Rachel Morris, a museums professional has expressed her concerns ahead of an appearance at Wigtown Book Festival where she will be discussing her book Museum Makers.
Her particular fears are for the small, local museums many of which were already struggling before COVID and which could vanish as a result of the pandemic.
Rachel said: “Your local museum is the autobiography of your community. So if you lose that your community is diminished. As the months unfold, it’ll become clear how many will survive and how many won’t. I’m absolutely sure that not all of them will.
“It’s too soon to know which will be affected. The fallout from COVID will only become clear over the next 12 months. But most museums are funded, at least partially, by local authorities whose finances were already tight before COVID and have certainly got worse.
“There will be an assumption that because museums tend to be popular they will be able to get by on volunteers. And whilst that’s true to an extent, museums still need money for events, education and other things.

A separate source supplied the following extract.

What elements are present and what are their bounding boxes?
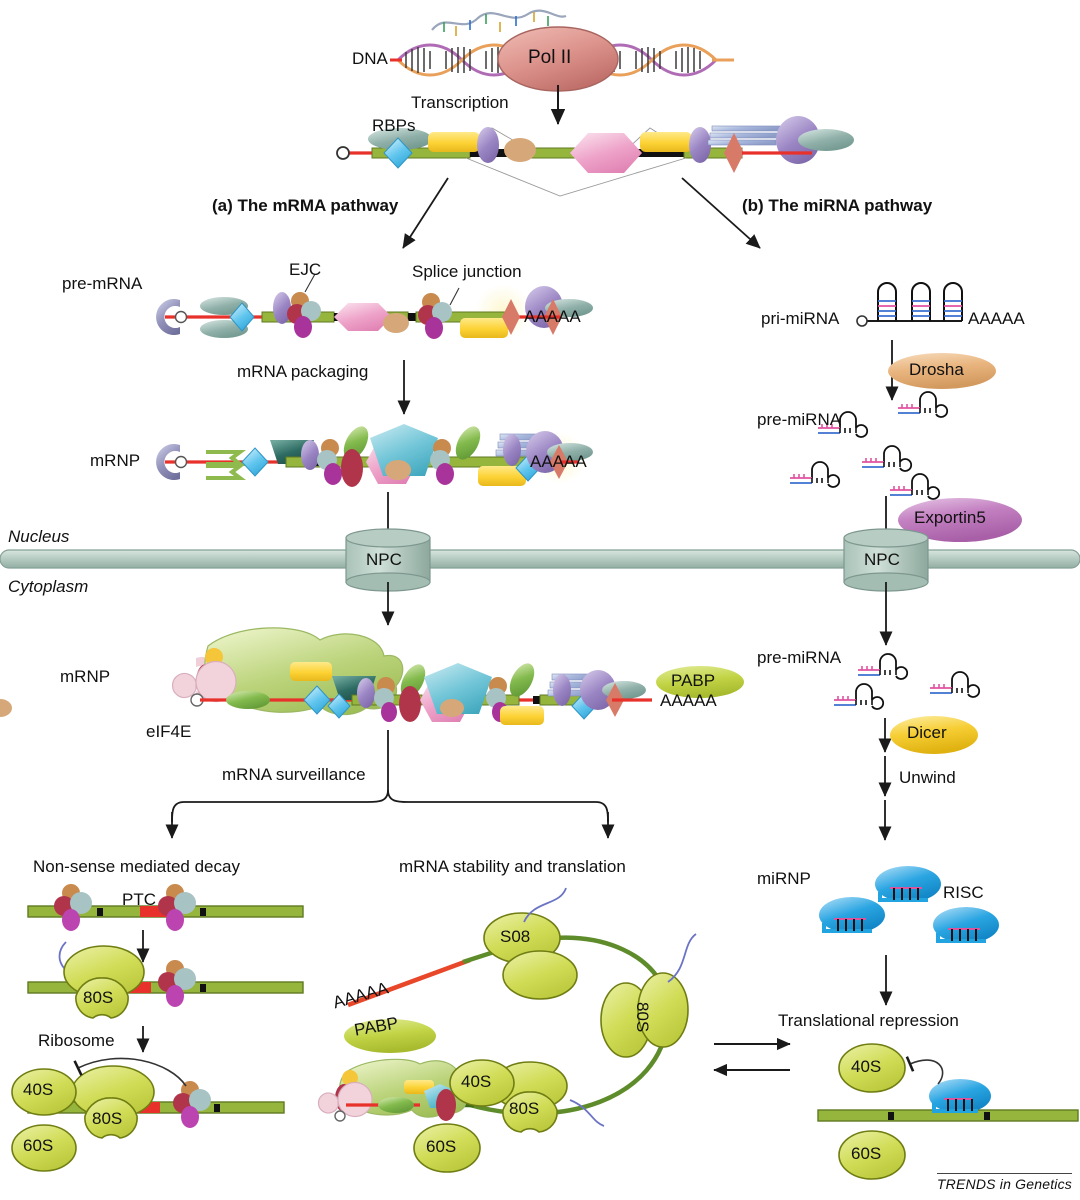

“Museums tend to spend their money well and we get a lot back from the investment. Smaller local museums telling a local story have great potential to become the heart of their communities.
“Museums are extraordinary things and we need to fight for them. So if you hear that your local museum is under threat turn out for it, write letters, go on social media, write articles, kick up a fuss.

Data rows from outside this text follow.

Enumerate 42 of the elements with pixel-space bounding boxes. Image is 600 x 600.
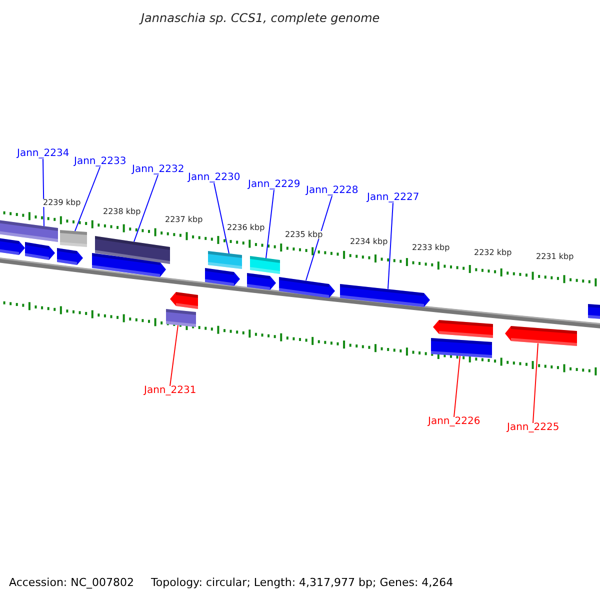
gene-label: Jann_2233 <box>74 157 126 167</box>
gene-label: Jann_2227 <box>367 193 420 203</box>
gene-feature <box>166 309 196 327</box>
gene-label: Jann_2229 <box>248 180 300 190</box>
leader-line <box>388 202 394 290</box>
gene-label: Jann_2225 <box>507 423 560 433</box>
title: Jannaschia sp. CCS1, complete genome <box>141 12 380 24</box>
scale-label: 2236 kbp <box>226 224 266 232</box>
leader-line <box>134 174 158 242</box>
leader-line <box>170 324 178 386</box>
gene-feature <box>95 236 170 264</box>
scale-label: 2231 kbp <box>535 253 575 261</box>
scale-label: 2239 kbp <box>42 199 82 207</box>
leader-line <box>42 158 44 227</box>
accession-text: Accession: NC_007802 <box>9 577 134 588</box>
gene-feature <box>505 326 577 346</box>
gene-label: Jann_2228 <box>306 186 358 196</box>
scale-label: 2235 kbp <box>284 231 324 239</box>
gene-feature <box>340 284 430 307</box>
leader-line <box>532 342 538 424</box>
leader-line <box>214 182 230 254</box>
gene-label: Jann_2226 <box>428 417 480 427</box>
leader-line <box>306 196 332 281</box>
gene-feature <box>250 256 280 274</box>
gene-feature <box>279 277 335 298</box>
leader-line <box>266 190 274 259</box>
genome-info-text: Topology: circular; Length: 4,317,977 bp; Genes: 4,264 <box>151 577 454 588</box>
gene-label: Jann_2232 <box>132 165 184 175</box>
gene-feature <box>0 220 58 242</box>
scale-label: 2232 kbp <box>473 249 513 257</box>
gene-label: Jann_2230 <box>188 173 240 183</box>
gene-label: Jann_2231 <box>144 386 196 396</box>
leader-line <box>74 166 100 232</box>
gene-feature <box>60 230 87 247</box>
gene-feature <box>208 251 242 269</box>
gene-label: Jann_2234 <box>17 149 70 159</box>
scale-label: 2234 kbp <box>349 238 389 246</box>
scale-label: 2238 kbp <box>102 208 142 216</box>
leader-line <box>454 355 460 418</box>
scale-label: 2233 kbp <box>411 244 451 252</box>
scale-label: 2237 kbp <box>164 216 204 224</box>
gene-feature <box>431 338 492 358</box>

“When a museum closes the collection tends to be put away in a garage or warehouse, and then it generally decays because it’s not in the right conditions. So when it is gone it is quite difficult to bring it back.”

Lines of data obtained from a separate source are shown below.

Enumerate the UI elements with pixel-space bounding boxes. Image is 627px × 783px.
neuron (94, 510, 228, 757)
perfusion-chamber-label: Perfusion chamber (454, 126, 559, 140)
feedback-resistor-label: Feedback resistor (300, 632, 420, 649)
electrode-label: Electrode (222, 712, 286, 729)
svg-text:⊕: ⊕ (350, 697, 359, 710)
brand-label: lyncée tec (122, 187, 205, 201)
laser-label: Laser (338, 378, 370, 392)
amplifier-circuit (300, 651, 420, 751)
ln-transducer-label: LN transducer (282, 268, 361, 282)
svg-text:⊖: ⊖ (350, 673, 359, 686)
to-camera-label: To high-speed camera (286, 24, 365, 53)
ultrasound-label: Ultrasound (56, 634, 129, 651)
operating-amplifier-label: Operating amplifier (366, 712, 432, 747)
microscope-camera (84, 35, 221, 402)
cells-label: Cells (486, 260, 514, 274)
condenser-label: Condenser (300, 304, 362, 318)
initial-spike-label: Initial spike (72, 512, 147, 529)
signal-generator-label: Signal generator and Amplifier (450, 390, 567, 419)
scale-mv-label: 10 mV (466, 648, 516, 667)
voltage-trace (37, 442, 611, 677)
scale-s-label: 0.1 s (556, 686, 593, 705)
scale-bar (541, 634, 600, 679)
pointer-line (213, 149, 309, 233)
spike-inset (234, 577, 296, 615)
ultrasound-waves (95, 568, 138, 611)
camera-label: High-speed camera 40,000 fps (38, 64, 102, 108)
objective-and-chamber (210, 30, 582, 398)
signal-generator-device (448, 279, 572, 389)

Rachel’s book is “part memoir, part detective story, part untold history of museums”. It’s a project she embarked on after sorting through a box of family bits and bobs – from poems to knitting needles – that had lain under her bed for many years.
This revived memories of being the lonely child Bohemian of parents and how she spent much of her youth in museums, coming to love them as “wondrous places”.
In Museum Makers she celebrates the people who have dedicated their lives to them and all they have contributed to our lives and our world.
This year’s Wigtown Book Festival will be one of the biggest events of its kind in the country during 2021, even though it has been scaled back and will take place over 12 days rather than the usual 10, as part of its extensive COVID security measures.
There will also be activities including fireworks and a pipe band, the Bookshop Band’s World Tour (with guests from the world of books), pop-up performances from Scottish Opera, guided walks of the Solway’s saltmarshes with Saltire Award-winning author Stephen Rutt and drama at the Swallow Theatre (Scotland’s smallest theatre).
At the town’s heart will be a new, free outdoor venue, The Gardens, with a large screen and informal seating which aims to be Wigtown’s answer to Wimbledon’s Murray Mound. Selected live audience events will also be streamed from Wigtown to audiences around the world.
The festival will also feature the awards ceremony for the Wigtown Poetry Prize – which celebrates and nurtures poetry in Scotland’s three indigenous languages, English, Scottish Gaelic and Scots.
There will be the annual Magnusson Lecture (celebrating the life and interests of the broadcaster, academic and polymath Magnus Magnusson) in which Rosemary Goring will discuss “the Afterlife of Mary Queen of Scots”.
And new for 2021 will be the announcement of the winner of the Anne Brown Essay Prize for Scotland. As ever there will be a strong programme for children and young people.
- Rachel’s event is at Wigtown Parish Church, on 1 October at 12pm. Tickets £8.